PIs: Elizabeth Gerber, Matthew Easterday
Northwestern University
Award Details
This proposal studies how virtual design studios can be used to support networks of people learning how to become the civic innovators of the future. Supporting learning from design and complex problem solving activities includes providing support for successfully solving problems and achieving goals as well as providing support for reflecting on those experiences to grasp the collaboration and communication skills and begin to learn strategies and tactics for innovating. This proposal is studying several strategies for how technology can help people learn to innovate: in setting common goals, developing problem solving strategies, developing action plans, getting help or feedback on their ideas, and developing leadership skills. The project will work with two national networks of civic innovators: one, the Design For America organization, which the researchers have previously collaborated with, applies engineering methods to solve civic problems. The second, the Roosevelt Institute Campus Network, works on policy innovations to civic problems.

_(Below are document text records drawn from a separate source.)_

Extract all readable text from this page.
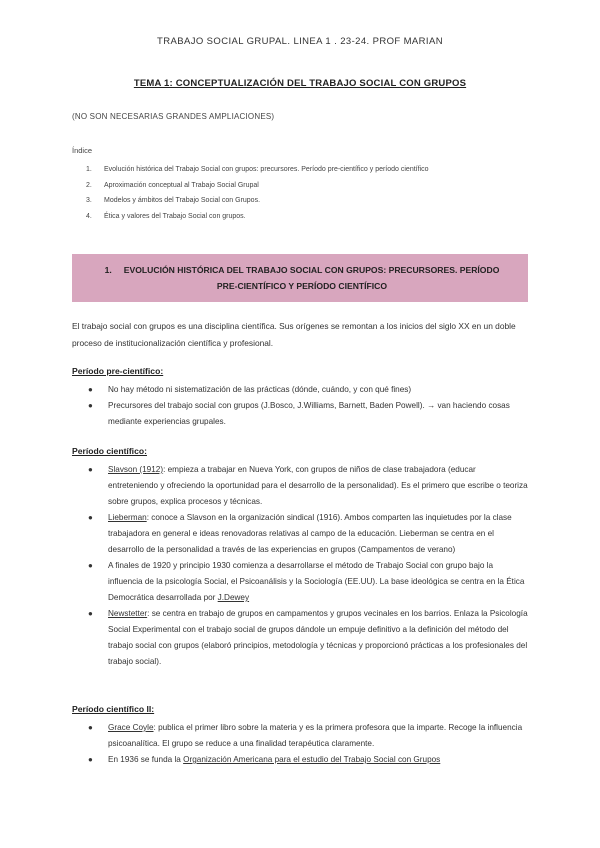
TRABAJO SOCIAL GRUPAL. LINEA 1 . 23-24. PROF MARIAN
TEMA 1: CONCEPTUALIZACIÓN DEL TRABAJO SOCIAL CON GRUPOS
(NO SON NECESARIAS GRANDES AMPLIACIONES)
Índice
1.	Evolución histórica del Trabajo Social con grupos: precursores. Período pre-científico y período científico
2.	Aproximación conceptual al Trabajo Social Grupal
3.	Modelos y ámbitos del Trabajo Social con Grupos.
4.	Ética y valores del Trabajo Social con grupos.
1. EVOLUCIÓN HISTÓRICA DEL TRABAJO SOCIAL CON GRUPOS: PRECURSORES. PERÍODO
PRE-CIENTÍFICO Y PERÍODO CIENTÍFICO
El trabajo social con grupos es una disciplina científica. Sus orígenes se remontan a los inicios del siglo XX en un doble proceso de institucionalización científica y profesional.
Período pre-científico:
● No hay método ni sistematización de las prácticas (dónde, cuándo, y con qué fines)
● Precursores del trabajo social con grupos (J.Bosco, J.Williams, Barnett, Baden Powell). → van haciendo cosas mediante experiencias grupales.
Período científico:
● Slavson (1912): empieza a trabajar en Nueva York, con grupos de niños de clase trabajadora (educar entreteniendo y ofreciendo la oportunidad para el desarrollo de la personalidad). Es el primero que escribe o teoriza sobre grupos, explica procesos y técnicas.
● Lieberman: conoce a Slavson en la organización sindical (1916). Ambos comparten las inquietudes por la clase trabajadora en general e ideas renovadoras relativas al campo de la educación. Lieberman se centra en el desarrollo de la personalidad a través de las experiencias en grupos (Campamentos de verano)
● A finales de 1920 y principio 1930 comienza a desarrollarse el método de Trabajo Social con grupo bajo la influencia de la psicología Social, el Psicoanálisis y la Sociología (EE.UU). La base ideológica se centra en la Ética Democrática desarrollada por J.Dewey
● Newstetter: se centra en trabajo de grupos en campamentos y grupos vecinales en los barrios. Enlaza la Psicología Social Experimental con el trabajo social de grupos dándole un empuje definitivo a la definición del método del trabajo social con grupos (elaboró principios, metodología y técnicas y proporcionó prácticas a los profesionales del trabajo social).
Período científico II:
● Grace Coyle: publica el primer libro sobre la materia y es la primera profesora que la imparte. Recoge la influencia psicoanalítica. El grupo se reduce a una finalidad terapéutica claramente.
● En 1936 se funda la Organización Americana para el estudio del Trabajo Social con Grupos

The intellectual merit of this project comes from iterative refinement of the Loft digital studio learning platform, and design-based research examining six design propositions related to scaffolding networked innovation communities. The research will use participant observation, interviews, and document analysis to examine how the tools are scaffolding learning processes, and pre-post assessment of a subset of learners and their design skills. The work plans to use a set of embedded cycles of investigation at a macro-level of 2-3 month cycles and a micro-level of 1-2 week cycles in responding to the implementation of the Loft in the two pilot audiences, DFA and RICN, including intensive analysis of use of the platform in four Chicago area chapters of these two organizations. The broader impacts of the work are in characterizing how networked innovation communities can be supported, and in providing tools that such communities could use (all software being developed by the project is being released under an open-source license.)